On April 8, 2014 Vice Chancellor Laster appointed Pipefitters as co-lead plaintiff and BLBG co-lead counsel for the proposed class of Safeway shareholders who were harmed by the Board’s alleged breaches of duty. Following expedited discovery, including the production, review and analysis of numerous documents and valuation analyses as well as depositions of members of the Board and corporate representatives of the Board’s financial advisors and Cerberus, the parties engaged in arm’s-length negotiations concerning a possible settlement of the action. The parties entered into an agreement in principle to settle the Action that was memorialized in a memorandum of understanding (the “MOU”) on June 13, 2014 and in a Stipulation and Agreement of Settlement (the “Stipulation”) on July 14, 2014. Copies of the MOU and the Stipulation can be found here and here.

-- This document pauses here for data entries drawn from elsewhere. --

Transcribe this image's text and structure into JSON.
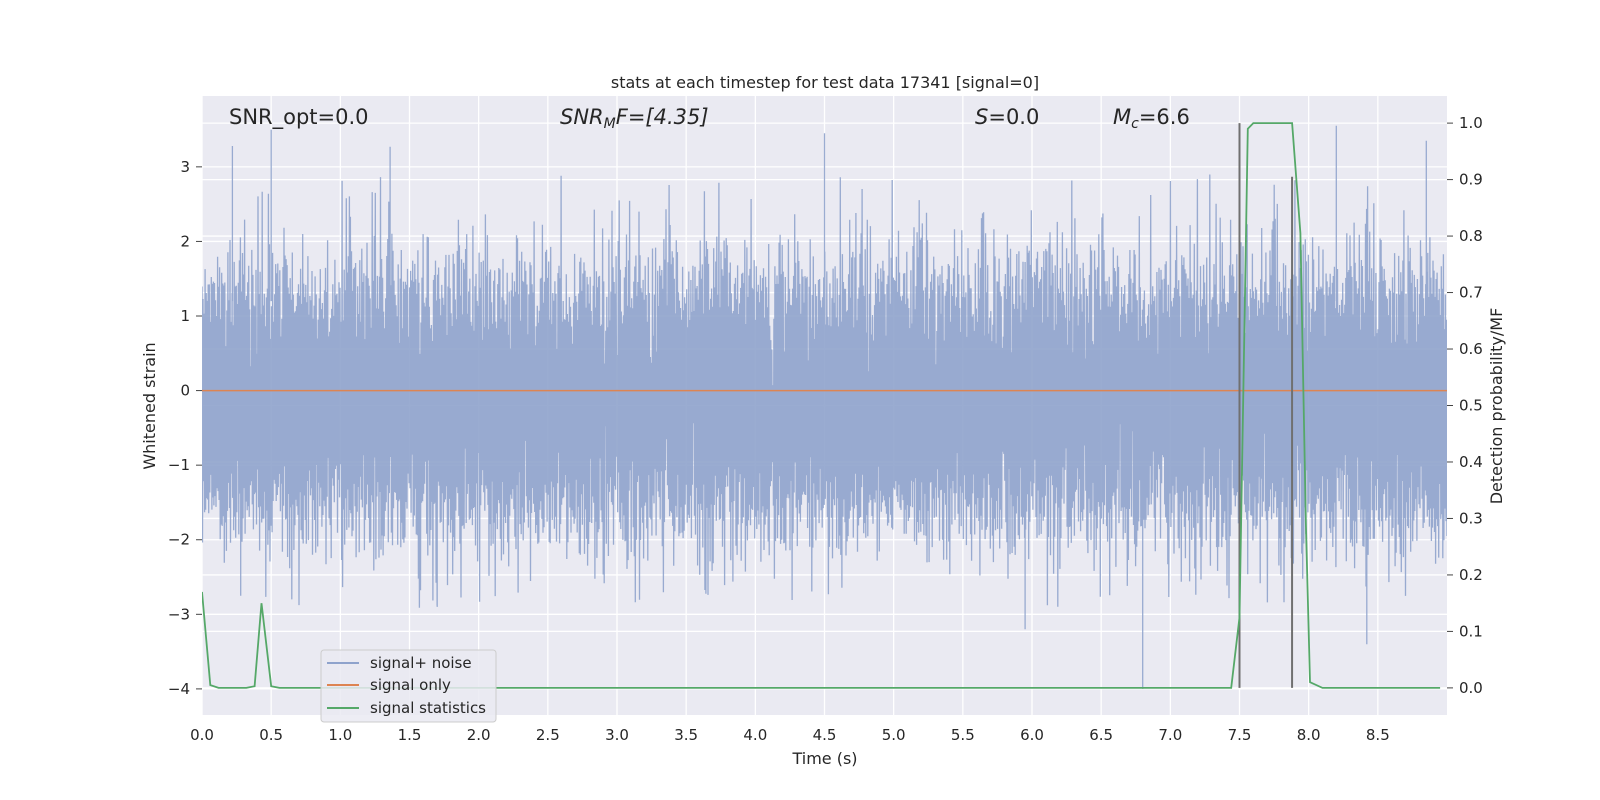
{
  "chart_data": {
    "type": "line",
    "title": "stats at each timestep for test data 17341 [signal=0]",
    "xlabel": "Time (s)",
    "ylabel": "Whitened strain",
    "y2label": "Detection probability/MF",
    "xlim": [
      0.0,
      9.0
    ],
    "ylim": [
      -4.35,
      3.95
    ],
    "y2lim": [
      -0.048,
      1.048
    ],
    "xticks": [
      "0.0",
      "0.5",
      "1.0",
      "1.5",
      "2.0",
      "2.5",
      "3.0",
      "3.5",
      "4.0",
      "4.5",
      "5.0",
      "5.5",
      "6.0",
      "6.5",
      "7.0",
      "7.5",
      "8.0",
      "8.5"
    ],
    "yticks": [
      "3",
      "2",
      "1",
      "0",
      "−1",
      "−2",
      "−3",
      "−4"
    ],
    "y2ticks": [
      "1.0",
      "0.9",
      "0.8",
      "0.7",
      "0.6",
      "0.5",
      "0.4",
      "0.3",
      "0.2",
      "0.1",
      "0.0"
    ],
    "grid": true,
    "legend_position": "lower-left",
    "annotations": {
      "snr_opt": "SNR_opt=0.0",
      "snr_mf_prefix": "SNR",
      "snr_mf_sub": "M",
      "snr_mf_suffix": "F=[4.35]",
      "s_var": "S",
      "s_value": "=0.0",
      "mc_var": "M",
      "mc_sub": "c",
      "mc_value": "=6.6"
    },
    "series": [
      {
        "name": "signal+ noise",
        "color": "#8fa3cc",
        "description": "whitened noise, approx band -1.8..1.5 with spikes to about ±3.5",
        "noise_envelope": [
          -1.8,
          1.5
        ],
        "peaks": [
          {
            "x": 0.22,
            "y": 3.28
          },
          {
            "x": 0.5,
            "y": 3.5
          },
          {
            "x": 1.36,
            "y": 3.27
          },
          {
            "x": 4.5,
            "y": 3.45
          },
          {
            "x": 8.2,
            "y": 3.55
          },
          {
            "x": 8.85,
            "y": 3.35
          },
          {
            "x": 6.8,
            "y": -4.0
          },
          {
            "x": 5.95,
            "y": -3.2
          },
          {
            "x": 8.42,
            "y": -3.4
          },
          {
            "x": 0.28,
            "y": -2.75
          },
          {
            "x": 1.7,
            "y": -2.9
          }
        ]
      },
      {
        "name": "signal only",
        "color": "#dd8452",
        "x": [
          0.0,
          9.0
        ],
        "y": [
          0.0,
          0.0
        ]
      },
      {
        "name": "signal statistics",
        "color": "#55a868",
        "axis": "right",
        "x": [
          0.0,
          0.06,
          0.12,
          0.32,
          0.38,
          0.43,
          0.5,
          0.56,
          7.44,
          7.5,
          7.56,
          7.6,
          7.88,
          7.94,
          7.98,
          8.01,
          8.1,
          8.95
        ],
        "y": [
          0.17,
          0.005,
          0.0,
          0.0,
          0.003,
          0.15,
          0.003,
          0.0,
          0.0,
          0.125,
          0.99,
          1.0,
          1.0,
          0.805,
          0.29,
          0.01,
          0.0,
          0.0
        ]
      }
    ],
    "event_markers": [
      {
        "x": 7.5,
        "y_top": 1.0,
        "color": "#707070"
      },
      {
        "x": 7.88,
        "y_top": 0.905,
        "color": "#707070"
      }
    ]
  }
}
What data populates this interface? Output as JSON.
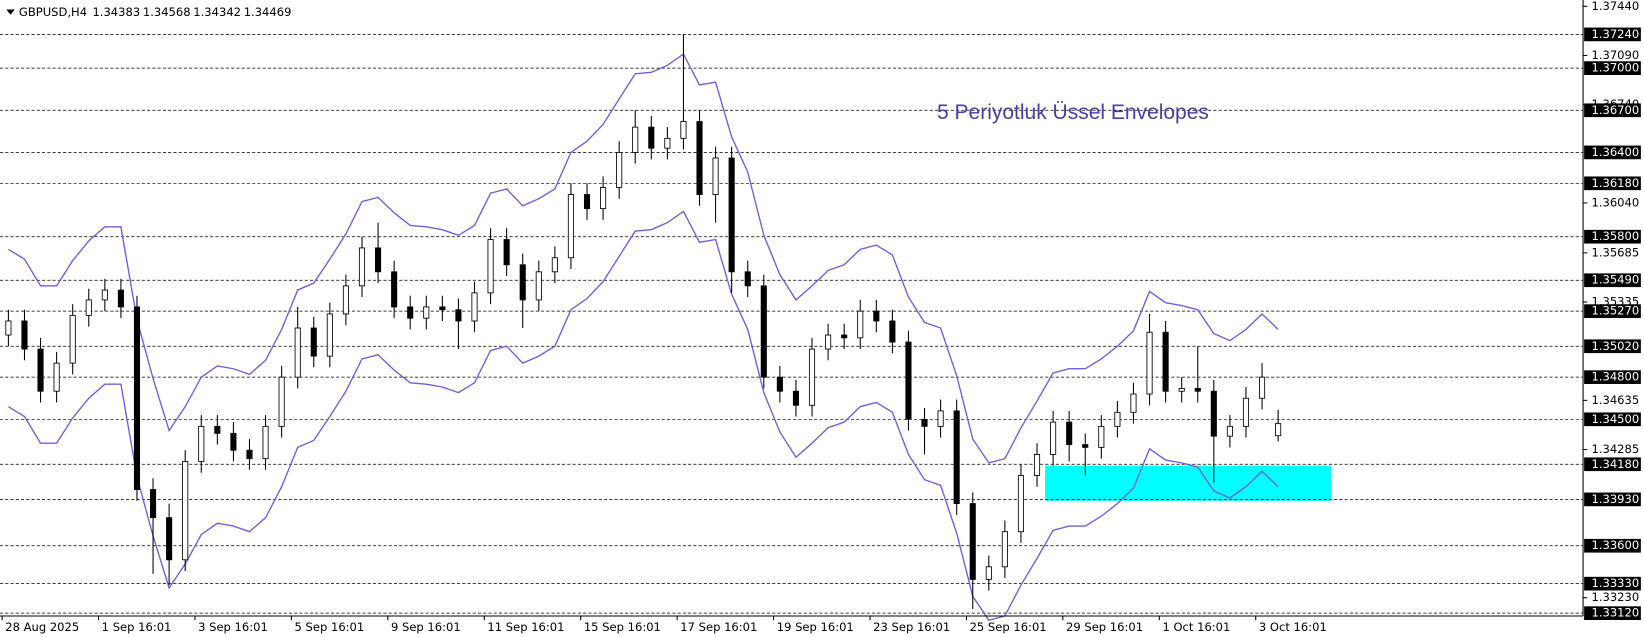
{
  "chart_data": {
    "type": "candlestick",
    "symbol": "GBPUSD,H4",
    "annotation": "5 Periyotluk Üssel Envelopes",
    "up_color": "#ffffff",
    "down_color": "#000000",
    "envelope_color": "#7060d8",
    "ylim": [
      1.331,
      1.3747
    ],
    "yticks": [
      {
        "value": 1.3744,
        "label": "1.37440"
      },
      {
        "value": 1.3709,
        "label": "1.37090"
      },
      {
        "value": 1.3674,
        "label": "1.36740"
      },
      {
        "value": 1.3604,
        "label": "1.36040"
      },
      {
        "value": 1.35685,
        "label": "1.35685"
      },
      {
        "value": 1.35335,
        "label": "1.35335"
      },
      {
        "value": 1.34635,
        "label": "1.34635"
      },
      {
        "value": 1.34285,
        "label": "1.34285"
      },
      {
        "value": 1.3323,
        "label": "1.33230"
      }
    ],
    "levels": [
      {
        "value": 1.3724,
        "label": "1.37240"
      },
      {
        "value": 1.37,
        "label": "1.37000"
      },
      {
        "value": 1.367,
        "label": "1.36700"
      },
      {
        "value": 1.364,
        "label": "1.36400"
      },
      {
        "value": 1.3618,
        "label": "1.36180"
      },
      {
        "value": 1.358,
        "label": "1.35800"
      },
      {
        "value": 1.3549,
        "label": "1.35490"
      },
      {
        "value": 1.3527,
        "label": "1.35270"
      },
      {
        "value": 1.3502,
        "label": "1.35020"
      },
      {
        "value": 1.348,
        "label": "1.34800"
      },
      {
        "value": 1.345,
        "label": "1.34500"
      },
      {
        "value": 1.3418,
        "label": "1.34180"
      },
      {
        "value": 1.3393,
        "label": "1.33930"
      },
      {
        "value": 1.336,
        "label": "1.33600"
      },
      {
        "value": 1.3333,
        "label": "1.33330"
      },
      {
        "value": 1.3312,
        "label": "1.33120"
      }
    ],
    "zone": {
      "start": 64.5,
      "end": 82.3,
      "high": 1.3417,
      "low": 1.3392,
      "color": "#00ffff"
    },
    "categories": [
      "28 Aug 2025",
      null,
      null,
      null,
      null,
      null,
      "1 Sep 16:01",
      null,
      null,
      null,
      null,
      null,
      "3 Sep 16:01",
      null,
      null,
      null,
      null,
      null,
      "5 Sep 16:01",
      null,
      null,
      null,
      null,
      null,
      "9 Sep 16:01",
      null,
      null,
      null,
      null,
      null,
      "11 Sep 16:01",
      null,
      null,
      null,
      null,
      null,
      "15 Sep 16:01",
      null,
      null,
      null,
      null,
      null,
      "17 Sep 16:01",
      null,
      null,
      null,
      null,
      null,
      "19 Sep 16:01",
      null,
      null,
      null,
      null,
      null,
      "23 Sep 16:01",
      null,
      null,
      null,
      null,
      null,
      "25 Sep 16:01",
      null,
      null,
      null,
      null,
      null,
      "29 Sep 16:01",
      null,
      null,
      null,
      null,
      null,
      "1 Oct 16:01",
      null,
      null,
      null,
      null,
      null,
      "3 Oct 16:01",
      null
    ],
    "candles": [
      [
        1.351,
        1.3528,
        1.3502,
        1.352
      ],
      [
        1.352,
        1.3528,
        1.3492,
        1.35
      ],
      [
        1.35,
        1.3508,
        1.3462,
        1.347
      ],
      [
        1.347,
        1.3498,
        1.3462,
        1.349
      ],
      [
        1.349,
        1.3532,
        1.3482,
        1.3524
      ],
      [
        1.3524,
        1.3543,
        1.3516,
        1.3535
      ],
      [
        1.3535,
        1.355,
        1.3527,
        1.3542
      ],
      [
        1.3542,
        1.355,
        1.3522,
        1.353
      ],
      [
        1.353,
        1.3538,
        1.3392,
        1.34
      ],
      [
        1.34,
        1.3408,
        1.334,
        1.338
      ],
      [
        1.338,
        1.339,
        1.3332,
        1.335
      ],
      [
        1.335,
        1.3428,
        1.3342,
        1.342
      ],
      [
        1.342,
        1.3453,
        1.3412,
        1.3445
      ],
      [
        1.3445,
        1.3453,
        1.3432,
        1.344
      ],
      [
        1.344,
        1.3448,
        1.342,
        1.3428
      ],
      [
        1.3428,
        1.3436,
        1.3414,
        1.3422
      ],
      [
        1.3422,
        1.3453,
        1.3414,
        1.3445
      ],
      [
        1.3445,
        1.3488,
        1.3437,
        1.348
      ],
      [
        1.348,
        1.353,
        1.3472,
        1.3515
      ],
      [
        1.3515,
        1.3523,
        1.3487,
        1.3495
      ],
      [
        1.3495,
        1.3533,
        1.3487,
        1.3525
      ],
      [
        1.3525,
        1.3553,
        1.3517,
        1.3545
      ],
      [
        1.3545,
        1.358,
        1.3537,
        1.3572
      ],
      [
        1.3572,
        1.359,
        1.3547,
        1.3555
      ],
      [
        1.3555,
        1.3563,
        1.3522,
        1.353
      ],
      [
        1.353,
        1.3538,
        1.3514,
        1.3522
      ],
      [
        1.3522,
        1.3538,
        1.3514,
        1.353
      ],
      [
        1.353,
        1.3538,
        1.352,
        1.3528
      ],
      [
        1.3528,
        1.3536,
        1.35,
        1.352
      ],
      [
        1.352,
        1.3548,
        1.3512,
        1.354
      ],
      [
        1.354,
        1.3586,
        1.3532,
        1.3578
      ],
      [
        1.3578,
        1.3586,
        1.3552,
        1.356
      ],
      [
        1.356,
        1.3568,
        1.3515,
        1.3535
      ],
      [
        1.3535,
        1.3563,
        1.3527,
        1.3555
      ],
      [
        1.3555,
        1.3573,
        1.3547,
        1.3565
      ],
      [
        1.3565,
        1.3618,
        1.3557,
        1.361
      ],
      [
        1.361,
        1.3618,
        1.3592,
        1.36
      ],
      [
        1.36,
        1.3623,
        1.3592,
        1.3615
      ],
      [
        1.3615,
        1.3648,
        1.3607,
        1.364
      ],
      [
        1.364,
        1.367,
        1.3632,
        1.3658
      ],
      [
        1.3658,
        1.3666,
        1.3635,
        1.3643
      ],
      [
        1.3643,
        1.3658,
        1.3635,
        1.365
      ],
      [
        1.365,
        1.3724,
        1.3642,
        1.3662
      ],
      [
        1.3662,
        1.367,
        1.3602,
        1.361
      ],
      [
        1.361,
        1.3644,
        1.359,
        1.3636
      ],
      [
        1.3636,
        1.3644,
        1.354,
        1.3555
      ],
      [
        1.3555,
        1.3563,
        1.3537,
        1.3545
      ],
      [
        1.3545,
        1.3553,
        1.3472,
        1.348
      ],
      [
        1.348,
        1.3488,
        1.3462,
        1.347
      ],
      [
        1.347,
        1.3478,
        1.3452,
        1.346
      ],
      [
        1.346,
        1.3508,
        1.3452,
        1.35
      ],
      [
        1.35,
        1.3518,
        1.3492,
        1.351
      ],
      [
        1.351,
        1.3518,
        1.35,
        1.3508
      ],
      [
        1.3508,
        1.3535,
        1.35,
        1.3527
      ],
      [
        1.3527,
        1.3535,
        1.3512,
        1.352
      ],
      [
        1.352,
        1.3528,
        1.3497,
        1.3505
      ],
      [
        1.3505,
        1.3513,
        1.3442,
        1.345
      ],
      [
        1.345,
        1.3458,
        1.3425,
        1.3445
      ],
      [
        1.3445,
        1.3464,
        1.3437,
        1.3456
      ],
      [
        1.3456,
        1.3464,
        1.3382,
        1.339
      ],
      [
        1.339,
        1.3398,
        1.3315,
        1.3336
      ],
      [
        1.3336,
        1.3353,
        1.3328,
        1.3345
      ],
      [
        1.3345,
        1.3378,
        1.3337,
        1.337
      ],
      [
        1.337,
        1.3418,
        1.3362,
        1.341
      ],
      [
        1.341,
        1.3433,
        1.3402,
        1.3425
      ],
      [
        1.3425,
        1.3456,
        1.3417,
        1.3448
      ],
      [
        1.3448,
        1.3456,
        1.342,
        1.3432
      ],
      [
        1.3432,
        1.344,
        1.341,
        1.343
      ],
      [
        1.343,
        1.3453,
        1.3422,
        1.3445
      ],
      [
        1.3445,
        1.3463,
        1.3437,
        1.3455
      ],
      [
        1.3455,
        1.3476,
        1.3447,
        1.3468
      ],
      [
        1.3468,
        1.3525,
        1.346,
        1.3512
      ],
      [
        1.3512,
        1.352,
        1.3462,
        1.347
      ],
      [
        1.347,
        1.348,
        1.3462,
        1.3472
      ],
      [
        1.3472,
        1.3502,
        1.3462,
        1.347
      ],
      [
        1.347,
        1.3478,
        1.3405,
        1.3438
      ],
      [
        1.3438,
        1.3453,
        1.343,
        1.3445
      ],
      [
        1.3445,
        1.3473,
        1.3437,
        1.3465
      ],
      [
        1.3465,
        1.349,
        1.3457,
        1.348
      ],
      [
        1.34383,
        1.34568,
        1.34342,
        1.34469
      ]
    ],
    "envelope_upper": [
      1.3571,
      1.3564,
      1.3545,
      1.3545,
      1.3563,
      1.3577,
      1.3587,
      1.3587,
      1.3521,
      1.3479,
      1.3442,
      1.3459,
      1.348,
      1.3488,
      1.3486,
      1.3482,
      1.3492,
      1.3514,
      1.3542,
      1.3547,
      1.3564,
      1.3582,
      1.3605,
      1.3608,
      1.3597,
      1.3588,
      1.3587,
      1.3585,
      1.3581,
      1.3588,
      1.3611,
      1.3614,
      1.3602,
      1.3607,
      1.3614,
      1.364,
      1.3648,
      1.366,
      1.3678,
      1.3696,
      1.3697,
      1.3702,
      1.371,
      1.3688,
      1.369,
      1.3651,
      1.3626,
      1.3581,
      1.3553,
      1.3535,
      1.3545,
      1.3556,
      1.356,
      1.3571,
      1.3574,
      1.3567,
      1.3537,
      1.3519,
      1.3515,
      1.3481,
      1.3436,
      1.3419,
      1.3422,
      1.3444,
      1.3463,
      1.3483,
      1.3486,
      1.3486,
      1.3493,
      1.3502,
      1.3513,
      1.3541,
      1.3533,
      1.3531,
      1.3528,
      1.3511,
      1.3506,
      1.3514,
      1.3525,
      1.3514
    ],
    "envelope_lower": [
      1.3459,
      1.3452,
      1.3433,
      1.3433,
      1.3451,
      1.3465,
      1.3475,
      1.3475,
      1.3409,
      1.3367,
      1.333,
      1.3347,
      1.3368,
      1.3376,
      1.3374,
      1.337,
      1.338,
      1.3402,
      1.343,
      1.3435,
      1.3452,
      1.347,
      1.3493,
      1.3496,
      1.3485,
      1.3476,
      1.3475,
      1.3473,
      1.3469,
      1.3476,
      1.3499,
      1.3502,
      1.349,
      1.3495,
      1.3502,
      1.3528,
      1.3536,
      1.3548,
      1.3566,
      1.3584,
      1.3585,
      1.359,
      1.3598,
      1.3576,
      1.3578,
      1.3539,
      1.3514,
      1.3469,
      1.3441,
      1.3423,
      1.3433,
      1.3444,
      1.3448,
      1.3459,
      1.3462,
      1.3455,
      1.3425,
      1.3407,
      1.3403,
      1.3369,
      1.3324,
      1.3307,
      1.331,
      1.3332,
      1.3351,
      1.3371,
      1.3374,
      1.3374,
      1.3381,
      1.339,
      1.3401,
      1.3429,
      1.3421,
      1.3419,
      1.3416,
      1.3399,
      1.3394,
      1.3402,
      1.3413,
      1.3402
    ]
  }
}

Pursuant to the Settlement, among other things, Defendants have agreed to withdraw the poison pill and to make adjustments to the CVRs. Before the Settlement, Cerberus agreed to pay holders of CVRs: (1) the proceeds of the sale of properties held by Safeway’s Properties Development Centers LLC (“PDC”) that are sold within two years of the closing of the transaction; and (2) the proceeds of the sale of Safeway’s 49% interest in the Casa Ley grocery chain if it is sold within four years of the closing the transaction. Before the Settlement, any PDC properties not sold within two years would have been retained by Safeway (by then owned by Cerberus) without payment to Safeway’s former shareholders who received PDC CVRs. If Safeway’s minority interest in Casa Ley was not sold, Safeway would have paid holders of the Casa Ley CVR the estimated “fair market value” for this interest, as adjusted for Safeway’s minority ownership and the marketability of Safeway’s interest. As part of the Settlement, Defendants have agreed to: (1) pay former Safeway shareholders who hold PDC CVRs the appraised value for all PDC properties that are not sold within two years of the closing of the transaction; and (2) pay holders of Casa Ley CVRs the “fair value” of Safeway’s interest in Casa Ley without minority and marketability discounts if this interest is not sold within three years of the closing of the transaction.
BLB&G and other co-lead counsel worked with a financial expert throughout the litigation and in negotiating the terms of the settlement. The financial expert has concluded that by changing the Casa Ley CVR in order to ensure that CVR holders will receive “fair value” of Safeway’s 49% interest in Casa Ley – with no discounts for Safeway’s minority status and the lack of marketability of Safeway’s minority interest – if Safeway’s interest is not sold within three years from the closing of the transaction, the value of the transaction to Safeway stockholders increases by at least $80 million and potentially higher figures. Because the PDC CVR did not provide any assurance of a monetization event if the underlying properties were not sold within two years, the financial expert has concluded that the improvements to the PDC CVR by guaranteeing that any unsold properties will be appraised and the value of those properties will be distributed to former Safeway shareholders who hold PDC CVRs, potentially increase the value of the transaction by amounts well in excess of the improvements to the Casa Ley CVR.
On July 16, 2014, the Court approved the Notice of Settlement, which can be found here, and entered a Settlement Scheduling Order, which can be found here. On September 17, 2014 a final settlement hearing was held and the Court approved the Class Action Settlement.